Angela Dixon, a historic buildings campaigner, urged the Council to take a “Heritage led development” approach which had the starting point of “what's already good about the area” rather than what new things can we create. This had been largely absent from the Council's plans, she said.

Andy Slaughter MP followed the Brackenbury Residents Association representative who, fresh from having lost against the Council on the Goldhawk Industrial Estate planning development, offered some ideas for residents to target the “soft underbelly” of an otherwise armour plated Developer-Council axis. The MP said he'd been puzzling for a long time about what the Prime Minister meant by “Big Society” but that if anything was it it was in this room. The gallery loved it. Interspersed with applause he described the planning in this borough as a “charade” (more clapping) and said that the Council had got themselves into a predicament that they really needn't have. He said he was dealing with over 20 similar applications throughout the Borough of which this wasn't even the biggest – he urged them to fight on and they responded with more applause.

Eventually, and called from the back of the room by the chair of the evening, Council Leader Cllr Greenhalgh made his way to the front. Heckled by one particularly angry lady, he reached the front and cut a suitably chastened sight. Essentially he said he was there to listen and listen he would. He said that the comments had in some cases “hurt” - in particular the refrain that had been repeated all night that basically the developers were now running the show. He pledged an independent study into the scheme to judge whether that was fair, acknowledging that the scheme itself had grown from its original guise. He re-committed the council to “listen” and said that even if his career ended at the hands of local people he wouldn't ever want them to think he hadn't listened. Difficult gig - but he got the tone right and people respected him I think for coming along at all.
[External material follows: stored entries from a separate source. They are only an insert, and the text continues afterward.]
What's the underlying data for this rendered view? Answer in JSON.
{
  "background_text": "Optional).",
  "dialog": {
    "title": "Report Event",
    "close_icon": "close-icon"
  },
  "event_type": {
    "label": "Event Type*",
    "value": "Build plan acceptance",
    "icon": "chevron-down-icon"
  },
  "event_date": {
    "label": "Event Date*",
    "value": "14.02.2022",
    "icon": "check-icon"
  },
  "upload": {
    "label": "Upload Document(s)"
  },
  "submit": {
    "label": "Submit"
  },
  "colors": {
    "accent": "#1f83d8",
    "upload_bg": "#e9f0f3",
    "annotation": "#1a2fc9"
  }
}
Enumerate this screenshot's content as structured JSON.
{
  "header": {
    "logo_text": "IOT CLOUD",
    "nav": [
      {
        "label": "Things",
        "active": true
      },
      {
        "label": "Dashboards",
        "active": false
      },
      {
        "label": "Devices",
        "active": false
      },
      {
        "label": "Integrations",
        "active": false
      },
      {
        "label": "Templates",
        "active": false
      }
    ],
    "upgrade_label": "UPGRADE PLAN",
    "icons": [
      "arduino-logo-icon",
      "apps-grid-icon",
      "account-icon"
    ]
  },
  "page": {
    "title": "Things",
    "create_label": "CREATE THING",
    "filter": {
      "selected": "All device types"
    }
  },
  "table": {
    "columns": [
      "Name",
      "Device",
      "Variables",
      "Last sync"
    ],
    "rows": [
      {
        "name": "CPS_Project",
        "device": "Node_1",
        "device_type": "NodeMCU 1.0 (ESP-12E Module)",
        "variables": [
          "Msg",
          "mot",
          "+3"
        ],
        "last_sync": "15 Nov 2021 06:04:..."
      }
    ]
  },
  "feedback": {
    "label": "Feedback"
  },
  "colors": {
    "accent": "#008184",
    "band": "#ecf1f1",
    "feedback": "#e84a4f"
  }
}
And there was the odd voice of discord even among this rally of the disgruntled - one member of the audience pointed out that the blind peoples homes were in a state of disrepair, and another more thrusting man jumped to his feet and said that the voice of business hadn't been heard. "Get on with it" he said for the sake of businesses in Hammersmith who in his view stood to gain from the plans - cue lots of shouting from the audience and defensive hand gestures from said businessman.

Coming out of the hall I was accosted by one elderly gentleman who'd also spoken at the meeting. He owns the Dove pier on Furnival Gardens which was built along with the rest of the gardens in the Great Exhibition year of 1951. He had started a petition, he said, of opeople determined never to vote Tory locally if this decision went ahead. The thing that got me about tonight was how angry people seemed to be, but how damned polite they all were! Apologising for bothering me he asked whether I wouldn't mind awfully signing his petition?

And do you know, I have a hunch about this. Just a gut feeling and I have no proof to back it up - but reading body language, tone and what's not being said as much as what is - I think Cllr Greenhalgh is wishing he'd never let this one get this far. Let's be frank, this part of our borough is traditional Tory territory - and yet here was a church full of people cheering a Labour MP to the rafters and getting up one after the other to slam the council. It's this that in my view cost Shaun Bailey his seat in Parliament, and Cllr Greenhalgh is astute enough to realise that. He won the planning battle on the Goldhawk Road against the Brackenbury Residents, but lost the political battle. I suspect the "study" he announced this evening may be a face-saving way out of his present predicament on this one at least.


  1. Good on you for reporting it Chris, thank you.

  2. I second that. I have to say IMO you are spot on with your gut feeling, furthermore your reporting is again very even.

  3. The existing Town Hall extension is a blight on that part of Hammersmith, lets hope that the planning for it's replacement actually improves the area - I don't think a private bridge which eats up a third of Furnival Gardens will do that.